Giovanna Mezzogiorno (also in "Don't Tell" aka Beast of the Heart) plays Giovanna the central 'heroine' - a young woman with plenty of mixed emotions, who is discontented with her (chicken factory accountant) job, mother to two children, wife to a husband who's night shift job schedule frustrates her, and most of time she shouts at him and wouldn't want to listen - yes, she's quite bitchy about herself, though finds brief solace when doing bit of occasional baking. Through the course of meeting the unexpected stranger that Massimo Girotti portrayed - Simone/Davide the old man at a lost, who seems to have amnesiac problem and was temporarily taken in by Giovanna's husband into their home against her wishes, yet her whole world starts to change. Writer-director Ferzan Ozpetek has a way of telling his stories, always full of humanity, foibles and virtues mixed together, turning out a thoughtful film never short of gentleness and the sharing of human kindness.
There are side events, of course: the young man whom she now and then noticed across her kitchen window in the next building, the flashbacks and 'Déjà Vu' storyline that the old man Simone experiences, the delightful turn of events - those attractive delicious-looking display of cakes and cakes - what a baker's dream!

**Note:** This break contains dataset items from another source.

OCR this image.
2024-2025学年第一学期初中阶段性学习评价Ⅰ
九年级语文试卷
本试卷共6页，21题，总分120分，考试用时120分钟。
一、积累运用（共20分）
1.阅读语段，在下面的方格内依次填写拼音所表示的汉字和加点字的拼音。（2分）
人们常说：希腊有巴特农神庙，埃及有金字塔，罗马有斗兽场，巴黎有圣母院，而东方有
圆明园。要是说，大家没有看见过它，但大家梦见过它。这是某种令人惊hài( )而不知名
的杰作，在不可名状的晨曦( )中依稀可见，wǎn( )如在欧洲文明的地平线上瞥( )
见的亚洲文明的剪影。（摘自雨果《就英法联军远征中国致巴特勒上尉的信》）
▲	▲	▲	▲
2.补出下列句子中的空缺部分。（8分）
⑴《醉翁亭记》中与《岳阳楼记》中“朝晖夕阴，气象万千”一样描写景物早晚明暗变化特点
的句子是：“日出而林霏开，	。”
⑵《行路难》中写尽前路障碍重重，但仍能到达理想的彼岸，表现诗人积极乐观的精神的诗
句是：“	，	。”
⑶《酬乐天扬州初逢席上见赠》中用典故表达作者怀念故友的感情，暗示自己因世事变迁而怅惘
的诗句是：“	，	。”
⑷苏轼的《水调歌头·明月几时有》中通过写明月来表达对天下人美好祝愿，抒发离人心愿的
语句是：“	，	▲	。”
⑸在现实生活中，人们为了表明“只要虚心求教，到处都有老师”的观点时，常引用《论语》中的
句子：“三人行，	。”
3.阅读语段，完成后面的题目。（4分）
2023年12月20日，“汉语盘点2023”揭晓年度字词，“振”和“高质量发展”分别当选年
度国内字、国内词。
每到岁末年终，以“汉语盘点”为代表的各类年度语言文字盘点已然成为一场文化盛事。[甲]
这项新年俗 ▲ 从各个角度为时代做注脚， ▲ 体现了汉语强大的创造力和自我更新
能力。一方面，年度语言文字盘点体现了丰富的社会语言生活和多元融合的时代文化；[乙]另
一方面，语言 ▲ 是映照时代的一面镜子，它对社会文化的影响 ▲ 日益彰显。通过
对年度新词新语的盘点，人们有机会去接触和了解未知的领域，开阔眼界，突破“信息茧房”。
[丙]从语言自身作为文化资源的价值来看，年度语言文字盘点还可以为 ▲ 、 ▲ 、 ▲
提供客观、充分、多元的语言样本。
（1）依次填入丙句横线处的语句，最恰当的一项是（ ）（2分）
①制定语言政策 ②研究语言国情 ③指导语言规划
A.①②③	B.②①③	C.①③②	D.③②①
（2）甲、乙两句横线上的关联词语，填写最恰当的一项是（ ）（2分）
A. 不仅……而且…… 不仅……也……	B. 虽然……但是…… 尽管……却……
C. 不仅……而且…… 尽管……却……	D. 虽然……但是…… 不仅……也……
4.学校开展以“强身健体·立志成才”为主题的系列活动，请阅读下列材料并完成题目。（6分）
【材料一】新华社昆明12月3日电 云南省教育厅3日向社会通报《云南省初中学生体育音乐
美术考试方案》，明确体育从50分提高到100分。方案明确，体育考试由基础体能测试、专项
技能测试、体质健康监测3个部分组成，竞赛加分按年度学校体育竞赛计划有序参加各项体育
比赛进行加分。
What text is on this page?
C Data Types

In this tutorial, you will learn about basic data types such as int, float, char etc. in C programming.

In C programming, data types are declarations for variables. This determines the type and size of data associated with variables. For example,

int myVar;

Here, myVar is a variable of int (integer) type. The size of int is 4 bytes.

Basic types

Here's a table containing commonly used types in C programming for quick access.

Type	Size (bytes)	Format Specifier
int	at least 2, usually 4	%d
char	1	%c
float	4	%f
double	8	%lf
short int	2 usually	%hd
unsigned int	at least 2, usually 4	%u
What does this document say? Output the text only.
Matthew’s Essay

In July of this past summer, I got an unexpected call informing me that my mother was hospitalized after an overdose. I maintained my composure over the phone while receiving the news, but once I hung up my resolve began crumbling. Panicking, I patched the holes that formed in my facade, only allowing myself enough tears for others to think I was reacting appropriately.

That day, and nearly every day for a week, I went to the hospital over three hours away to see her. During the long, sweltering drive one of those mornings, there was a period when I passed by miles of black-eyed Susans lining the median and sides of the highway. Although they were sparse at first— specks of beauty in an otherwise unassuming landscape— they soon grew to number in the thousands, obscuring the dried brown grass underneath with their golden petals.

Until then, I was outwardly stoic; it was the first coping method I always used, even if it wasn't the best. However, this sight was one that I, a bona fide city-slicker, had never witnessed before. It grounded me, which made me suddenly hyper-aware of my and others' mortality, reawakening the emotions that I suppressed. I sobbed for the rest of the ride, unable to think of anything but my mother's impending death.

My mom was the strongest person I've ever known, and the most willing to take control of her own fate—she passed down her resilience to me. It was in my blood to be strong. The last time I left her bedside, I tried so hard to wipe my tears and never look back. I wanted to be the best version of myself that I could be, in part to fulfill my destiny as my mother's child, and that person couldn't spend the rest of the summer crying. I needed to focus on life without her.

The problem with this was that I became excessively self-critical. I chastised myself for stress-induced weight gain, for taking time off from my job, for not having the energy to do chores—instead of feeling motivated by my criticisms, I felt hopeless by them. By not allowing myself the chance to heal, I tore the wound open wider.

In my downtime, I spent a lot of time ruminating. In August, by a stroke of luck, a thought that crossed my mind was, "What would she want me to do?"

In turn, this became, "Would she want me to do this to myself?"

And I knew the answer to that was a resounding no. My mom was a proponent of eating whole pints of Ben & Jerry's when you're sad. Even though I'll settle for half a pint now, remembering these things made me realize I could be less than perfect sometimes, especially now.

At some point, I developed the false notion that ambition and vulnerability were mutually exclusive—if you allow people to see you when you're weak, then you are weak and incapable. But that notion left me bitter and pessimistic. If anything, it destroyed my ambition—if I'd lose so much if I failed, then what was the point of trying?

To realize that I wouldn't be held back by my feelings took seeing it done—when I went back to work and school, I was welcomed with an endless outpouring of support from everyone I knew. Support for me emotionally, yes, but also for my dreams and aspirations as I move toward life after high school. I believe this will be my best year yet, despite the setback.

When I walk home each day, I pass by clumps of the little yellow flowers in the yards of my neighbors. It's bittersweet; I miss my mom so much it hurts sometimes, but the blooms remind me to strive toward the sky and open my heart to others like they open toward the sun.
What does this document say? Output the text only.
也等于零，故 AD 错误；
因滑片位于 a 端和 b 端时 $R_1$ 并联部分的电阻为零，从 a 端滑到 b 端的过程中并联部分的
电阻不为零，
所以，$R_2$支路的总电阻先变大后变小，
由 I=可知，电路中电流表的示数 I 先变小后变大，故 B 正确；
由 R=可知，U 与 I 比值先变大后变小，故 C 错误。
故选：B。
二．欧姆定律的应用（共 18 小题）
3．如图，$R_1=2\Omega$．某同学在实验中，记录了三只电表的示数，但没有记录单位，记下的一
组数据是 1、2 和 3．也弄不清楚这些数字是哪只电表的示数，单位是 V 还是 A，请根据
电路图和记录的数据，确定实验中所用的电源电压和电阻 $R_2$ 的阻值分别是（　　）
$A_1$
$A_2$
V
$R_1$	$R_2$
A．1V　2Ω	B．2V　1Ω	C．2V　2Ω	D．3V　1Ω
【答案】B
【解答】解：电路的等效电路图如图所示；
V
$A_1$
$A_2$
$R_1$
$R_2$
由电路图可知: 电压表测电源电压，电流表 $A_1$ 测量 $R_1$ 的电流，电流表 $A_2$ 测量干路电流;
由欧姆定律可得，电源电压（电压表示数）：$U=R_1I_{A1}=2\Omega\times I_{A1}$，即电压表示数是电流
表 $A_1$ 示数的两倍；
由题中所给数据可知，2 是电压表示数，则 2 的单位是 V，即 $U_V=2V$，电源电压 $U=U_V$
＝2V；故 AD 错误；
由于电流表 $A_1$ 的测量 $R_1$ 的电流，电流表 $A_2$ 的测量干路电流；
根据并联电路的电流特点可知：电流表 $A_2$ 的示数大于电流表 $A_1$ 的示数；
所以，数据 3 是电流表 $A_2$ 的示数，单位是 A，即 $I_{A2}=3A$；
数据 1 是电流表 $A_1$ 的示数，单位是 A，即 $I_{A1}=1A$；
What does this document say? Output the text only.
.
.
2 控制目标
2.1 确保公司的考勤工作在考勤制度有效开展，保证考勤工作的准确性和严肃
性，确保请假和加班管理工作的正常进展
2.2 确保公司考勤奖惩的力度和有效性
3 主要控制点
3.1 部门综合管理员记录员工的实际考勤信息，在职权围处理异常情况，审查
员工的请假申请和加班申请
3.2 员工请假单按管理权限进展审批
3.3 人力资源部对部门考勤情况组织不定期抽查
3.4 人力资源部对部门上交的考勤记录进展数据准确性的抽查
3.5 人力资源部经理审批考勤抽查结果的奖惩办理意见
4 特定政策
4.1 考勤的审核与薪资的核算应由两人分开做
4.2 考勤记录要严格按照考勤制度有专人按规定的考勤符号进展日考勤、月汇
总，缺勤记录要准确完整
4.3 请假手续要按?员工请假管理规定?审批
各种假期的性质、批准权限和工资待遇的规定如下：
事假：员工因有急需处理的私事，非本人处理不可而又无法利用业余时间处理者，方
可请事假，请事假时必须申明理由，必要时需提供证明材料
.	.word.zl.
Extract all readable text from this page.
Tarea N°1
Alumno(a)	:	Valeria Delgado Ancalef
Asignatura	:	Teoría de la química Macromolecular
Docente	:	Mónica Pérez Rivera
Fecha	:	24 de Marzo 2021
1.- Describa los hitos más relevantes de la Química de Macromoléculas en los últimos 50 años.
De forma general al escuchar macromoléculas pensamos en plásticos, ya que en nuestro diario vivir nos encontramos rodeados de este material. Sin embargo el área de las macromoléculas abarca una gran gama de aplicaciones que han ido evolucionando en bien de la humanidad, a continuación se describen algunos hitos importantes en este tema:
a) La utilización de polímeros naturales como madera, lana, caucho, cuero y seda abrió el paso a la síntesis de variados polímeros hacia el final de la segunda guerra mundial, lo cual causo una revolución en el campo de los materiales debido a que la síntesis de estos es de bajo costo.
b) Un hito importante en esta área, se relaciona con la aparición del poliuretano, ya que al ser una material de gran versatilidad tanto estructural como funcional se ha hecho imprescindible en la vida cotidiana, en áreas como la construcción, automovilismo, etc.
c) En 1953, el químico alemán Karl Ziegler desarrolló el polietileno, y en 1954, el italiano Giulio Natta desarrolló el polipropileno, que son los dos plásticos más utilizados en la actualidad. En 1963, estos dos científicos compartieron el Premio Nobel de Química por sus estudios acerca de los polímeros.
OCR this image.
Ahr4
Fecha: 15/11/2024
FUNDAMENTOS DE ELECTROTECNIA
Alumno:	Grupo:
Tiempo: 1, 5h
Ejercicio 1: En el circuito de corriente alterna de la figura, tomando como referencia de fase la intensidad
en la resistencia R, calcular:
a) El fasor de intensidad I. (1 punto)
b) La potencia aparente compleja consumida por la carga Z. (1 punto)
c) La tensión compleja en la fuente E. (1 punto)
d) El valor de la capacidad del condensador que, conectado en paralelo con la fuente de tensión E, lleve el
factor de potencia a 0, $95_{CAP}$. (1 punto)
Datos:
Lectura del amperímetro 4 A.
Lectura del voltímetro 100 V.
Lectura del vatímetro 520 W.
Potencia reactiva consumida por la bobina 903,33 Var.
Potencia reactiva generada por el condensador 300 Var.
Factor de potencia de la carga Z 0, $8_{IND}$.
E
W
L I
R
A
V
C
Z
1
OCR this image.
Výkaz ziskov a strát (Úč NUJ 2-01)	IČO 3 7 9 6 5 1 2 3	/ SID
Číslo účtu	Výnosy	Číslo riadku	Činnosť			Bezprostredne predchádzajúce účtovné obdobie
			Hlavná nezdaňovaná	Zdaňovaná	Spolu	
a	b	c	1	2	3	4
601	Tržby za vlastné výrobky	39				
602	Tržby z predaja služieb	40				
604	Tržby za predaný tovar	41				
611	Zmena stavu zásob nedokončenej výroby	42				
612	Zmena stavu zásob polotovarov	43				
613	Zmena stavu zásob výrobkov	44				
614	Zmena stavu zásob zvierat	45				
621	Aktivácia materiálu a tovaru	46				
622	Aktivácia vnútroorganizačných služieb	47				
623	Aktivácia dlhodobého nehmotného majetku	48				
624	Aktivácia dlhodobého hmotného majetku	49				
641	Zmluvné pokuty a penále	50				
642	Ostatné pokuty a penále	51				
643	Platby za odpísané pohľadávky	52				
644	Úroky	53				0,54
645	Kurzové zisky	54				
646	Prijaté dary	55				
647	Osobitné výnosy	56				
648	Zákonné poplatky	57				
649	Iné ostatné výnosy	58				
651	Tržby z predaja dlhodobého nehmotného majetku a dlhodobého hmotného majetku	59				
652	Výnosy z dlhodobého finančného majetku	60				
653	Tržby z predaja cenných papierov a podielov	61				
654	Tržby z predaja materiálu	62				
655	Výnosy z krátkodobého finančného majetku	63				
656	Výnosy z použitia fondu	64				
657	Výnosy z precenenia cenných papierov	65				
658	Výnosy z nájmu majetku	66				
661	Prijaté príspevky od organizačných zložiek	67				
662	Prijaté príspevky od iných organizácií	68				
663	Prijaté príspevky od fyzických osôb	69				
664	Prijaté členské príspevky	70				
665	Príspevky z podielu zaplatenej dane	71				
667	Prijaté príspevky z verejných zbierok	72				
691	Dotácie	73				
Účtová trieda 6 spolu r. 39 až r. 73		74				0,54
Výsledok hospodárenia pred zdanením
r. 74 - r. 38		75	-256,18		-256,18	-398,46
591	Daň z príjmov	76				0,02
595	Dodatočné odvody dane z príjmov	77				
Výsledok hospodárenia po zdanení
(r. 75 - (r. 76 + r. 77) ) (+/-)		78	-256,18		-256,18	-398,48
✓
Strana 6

Filmmaker Ozpetek, who was born in Turkey and lived in Italy, includes poetry in his films: he introduced Turkish poet Nâz1m Hikmet through his characters in "His Secret Life." Here, we get to hear Giovanna thinking aloud, talking to Davide: " I feel your gestures in mine, and I recognize you when you speak. Does everyone who leaves you - always leave part of themselves with you? Is this the secret of having memories?"
The cast is just wonderful, of course, Mezzogiorno and Girotti were fascinating to watch. The music by Andrea Guerra complemented the cinematography by Gianfilippo Corticelli. If you'd like more of Ozpetek's work, try "Hamam: A Turkish Bath" 1998 (my first IMDb review posted on 10 January 1999) and "His Secret Life" aka The Ignorant Fairies, 2001.